Alexandra ROSS, etc., et al., Plaintiffs-Respondents, v. NEW YORK QUARTERLY MEETING OF the RELIGIOUS SOCIETY OF FRIENDS, etc., Defendant-Appellant.

Decided: August 10, 2006

TOM, J.P., FRIEDMAN, NARDELLI, SWEENY, MALONE, JJ. Matthew Sakkas, New York, for appellant. Wingate, Russotti & Shapiro, LLP, New York (William A. Wingate of counsel), for respondents.

Order, Supreme Court, New York County (Barbara R. Kapnick, J.), entered January 10, 2005, which denied defendant's motion for summary judgment dismissing the complaint, unanimously affirmed, without costs.

 Student athletes assume the “commonly appreciated risks which are inherent in and arise out of the nature of the sport generally and flow from such participation” (Morgan v. State of New York, 90 N.Y.2d 471, 484, 662 N.Y.S.2d 421, 685 N.E.2d 202 [1997] ) where such risks are “fully comprehended or perfectly obvious” (Turcotte v. Fell, 68 N.Y.2d 432, 439, 510 N.Y.S.2d 49, 502 N.E.2d 964 [1986] ).   However, an educational institution, “its employees, agents and organized athletic councils must exercise ordinary reasonable care to protect student athletes voluntarily involved in extracurricular sports from unassumed, concealed or unreasonably increased risks” (Benitez v. New York City Bd. of Educ., 73 N.Y.2d 650, 658, 543 N.Y.S.2d 29, 541 N.E.2d 29 [1989] [emphasis added] ).   Under these principles, defendant's summary judgment was correctly denied.

At the time of her injury, the infant plaintiff was a seventh grade student at the defendant school, and a member of the girls' softball team.   She twisted and fractured her right lower leg while performing an exercise to practice sliding.   The drill was conducted in the school gymnasium, under the supervision of the softball team's coach and her assistant, both of whom were defendant's employees.   The students took turns running across the hardwood floor toward an area where the floor was covered by parachute material, where they were directed to slide on the material.   While the infant plaintiff testified that the coach and her assistant did not smooth out and reset the material after each student's slide, the coach and her assistant testified that they did.

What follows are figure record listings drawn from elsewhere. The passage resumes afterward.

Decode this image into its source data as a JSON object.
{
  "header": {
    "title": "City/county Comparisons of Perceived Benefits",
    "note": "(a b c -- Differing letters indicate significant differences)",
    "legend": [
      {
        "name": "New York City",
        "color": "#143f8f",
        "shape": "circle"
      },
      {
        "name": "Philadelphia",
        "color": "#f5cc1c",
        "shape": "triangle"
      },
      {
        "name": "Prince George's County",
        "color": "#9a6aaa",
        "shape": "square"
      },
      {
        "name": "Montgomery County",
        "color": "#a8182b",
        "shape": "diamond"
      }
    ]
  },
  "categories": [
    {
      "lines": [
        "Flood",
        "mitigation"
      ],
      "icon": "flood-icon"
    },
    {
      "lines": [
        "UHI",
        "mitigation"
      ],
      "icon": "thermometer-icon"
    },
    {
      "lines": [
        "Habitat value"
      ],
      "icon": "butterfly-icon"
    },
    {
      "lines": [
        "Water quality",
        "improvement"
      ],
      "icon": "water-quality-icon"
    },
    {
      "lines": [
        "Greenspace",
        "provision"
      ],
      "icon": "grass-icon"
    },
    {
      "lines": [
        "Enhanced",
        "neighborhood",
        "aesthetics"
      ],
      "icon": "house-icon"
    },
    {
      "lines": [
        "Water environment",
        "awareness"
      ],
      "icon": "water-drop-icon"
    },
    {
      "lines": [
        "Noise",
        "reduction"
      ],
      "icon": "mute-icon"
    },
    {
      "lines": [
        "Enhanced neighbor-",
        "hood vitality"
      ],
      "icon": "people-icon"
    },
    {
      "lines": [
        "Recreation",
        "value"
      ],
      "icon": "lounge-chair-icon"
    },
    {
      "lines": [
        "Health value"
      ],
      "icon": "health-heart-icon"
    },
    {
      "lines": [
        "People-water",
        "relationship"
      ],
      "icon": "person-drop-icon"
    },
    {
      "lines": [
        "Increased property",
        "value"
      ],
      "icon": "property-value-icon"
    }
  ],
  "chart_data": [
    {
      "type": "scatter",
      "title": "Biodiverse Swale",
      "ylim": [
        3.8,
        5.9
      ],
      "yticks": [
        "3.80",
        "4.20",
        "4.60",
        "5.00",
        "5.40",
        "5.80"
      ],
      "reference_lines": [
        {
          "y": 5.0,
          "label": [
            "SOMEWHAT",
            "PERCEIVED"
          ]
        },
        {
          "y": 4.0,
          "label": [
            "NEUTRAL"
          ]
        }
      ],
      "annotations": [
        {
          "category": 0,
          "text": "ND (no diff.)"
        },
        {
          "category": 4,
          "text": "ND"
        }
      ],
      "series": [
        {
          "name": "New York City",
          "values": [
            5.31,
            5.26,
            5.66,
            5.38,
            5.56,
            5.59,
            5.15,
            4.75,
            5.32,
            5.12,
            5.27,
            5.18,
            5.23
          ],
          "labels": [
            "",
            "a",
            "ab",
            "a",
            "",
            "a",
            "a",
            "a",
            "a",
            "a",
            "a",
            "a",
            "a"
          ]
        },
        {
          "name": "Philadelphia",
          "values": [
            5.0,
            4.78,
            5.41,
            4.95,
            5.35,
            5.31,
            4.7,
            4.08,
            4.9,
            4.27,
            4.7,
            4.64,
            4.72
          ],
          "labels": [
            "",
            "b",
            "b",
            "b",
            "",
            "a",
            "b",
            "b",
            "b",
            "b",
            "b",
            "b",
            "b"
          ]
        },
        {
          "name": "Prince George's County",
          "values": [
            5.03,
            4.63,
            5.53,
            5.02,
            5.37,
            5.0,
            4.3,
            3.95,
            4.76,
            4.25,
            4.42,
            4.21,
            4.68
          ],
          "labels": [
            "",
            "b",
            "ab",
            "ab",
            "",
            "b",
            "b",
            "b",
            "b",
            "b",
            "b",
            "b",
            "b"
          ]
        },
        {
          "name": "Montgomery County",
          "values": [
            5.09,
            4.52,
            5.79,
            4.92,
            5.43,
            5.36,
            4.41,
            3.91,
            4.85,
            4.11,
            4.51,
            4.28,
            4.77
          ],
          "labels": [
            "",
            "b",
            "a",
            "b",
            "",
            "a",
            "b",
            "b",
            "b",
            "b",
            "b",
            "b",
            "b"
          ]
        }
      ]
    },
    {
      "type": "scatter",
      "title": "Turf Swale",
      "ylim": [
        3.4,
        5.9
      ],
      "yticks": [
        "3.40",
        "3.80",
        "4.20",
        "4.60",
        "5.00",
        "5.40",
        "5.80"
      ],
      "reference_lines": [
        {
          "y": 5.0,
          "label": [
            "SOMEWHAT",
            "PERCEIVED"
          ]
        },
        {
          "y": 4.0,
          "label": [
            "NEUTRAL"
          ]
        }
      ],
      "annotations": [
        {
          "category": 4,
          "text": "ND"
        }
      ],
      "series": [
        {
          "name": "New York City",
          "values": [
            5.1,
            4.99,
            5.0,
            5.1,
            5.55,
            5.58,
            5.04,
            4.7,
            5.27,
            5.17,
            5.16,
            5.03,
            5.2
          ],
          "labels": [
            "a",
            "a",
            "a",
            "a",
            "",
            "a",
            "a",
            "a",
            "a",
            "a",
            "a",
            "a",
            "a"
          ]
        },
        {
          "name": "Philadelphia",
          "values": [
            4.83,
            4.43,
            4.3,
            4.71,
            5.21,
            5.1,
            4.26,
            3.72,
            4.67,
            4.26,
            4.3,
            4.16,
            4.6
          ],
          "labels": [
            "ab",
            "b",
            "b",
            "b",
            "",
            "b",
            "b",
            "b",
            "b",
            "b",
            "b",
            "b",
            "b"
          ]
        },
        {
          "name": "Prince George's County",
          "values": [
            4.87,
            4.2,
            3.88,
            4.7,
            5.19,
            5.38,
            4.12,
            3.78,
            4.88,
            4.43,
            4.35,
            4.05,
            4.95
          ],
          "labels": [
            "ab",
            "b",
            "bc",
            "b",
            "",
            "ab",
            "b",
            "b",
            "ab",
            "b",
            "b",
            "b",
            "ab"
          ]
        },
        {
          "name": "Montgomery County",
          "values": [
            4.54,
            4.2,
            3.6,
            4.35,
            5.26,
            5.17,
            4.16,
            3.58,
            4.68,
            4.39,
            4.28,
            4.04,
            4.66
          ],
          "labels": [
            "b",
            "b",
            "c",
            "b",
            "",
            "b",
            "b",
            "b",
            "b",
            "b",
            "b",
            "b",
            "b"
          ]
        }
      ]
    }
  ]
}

 In opposing the summary judgment motion, plaintiffs raised a triable issue as to whether the inherent and obvious risks of the subject activity were unreasonably increased by the supervising coach (see Zmitrowitz v. Roman Catholic Diocese of Syracuse, 274 A.D.2d 613, 615, 710 N.Y.S.2d 453 [2000];  Karr v. Brant Lake Camp, 261 A.D.2d 342, 343, 691 N.Y.S.2d 427 [1999];  cf. Fintzi v. New Jersey YMHA-YWHA Camps, 97 N.Y.2d 669, 670, 739 N.Y.S.2d 85, 765 N.E.2d 288 [2001] ).   To begin, plaintiffs' expert opined that the coach unreasonably increased the risks of the exercise by directing the students to slide while wearing sneakers, which, according to the expert, would create traction on the gymnasium floor from which injury could result.   In addition, the expert opined that, if (as the infant plaintiff testified) the parachute material were not smoothed out and reset before each successive slide, such an omission was a breach of sound coaching practice that could have been the cause of the accident.   In this regard, it is significant that the infant plaintiff testified that the accident occurred when her leg “got caught” in material that was “bunched up” from the previous slide.   Finally, the expert opined that the coach should not have directed the infant plaintiff to begin sliding before she reached the parachute material.   Given that the uncovered hardwood floor would have generated greater friction than the material, beginning to slide while still on the uncovered floor (if this is what the infant plaintiff did) could have been a cause of the accident.

 It should be noted, however, that plaintiffs' expert's remaining theory of defendant's negligence does not raise any triable issue.   The failure to use a “spotter” for this activity, or to train in “progressive steps,” did not increase the inherent and obvious risks of the exercise, which, to reiterate, the infant plaintiff assumed through her voluntary participation (see Morgan v. State of New York, supra;  Turcotte v. Fell, supra ).   If plaintiffs were permitted to go to trial on this theory, predicated solely on defendant's alleged failure to realize a conceivably attainable additional increment of safety, little would remain of the well-established doctrine of primary assumption of risk.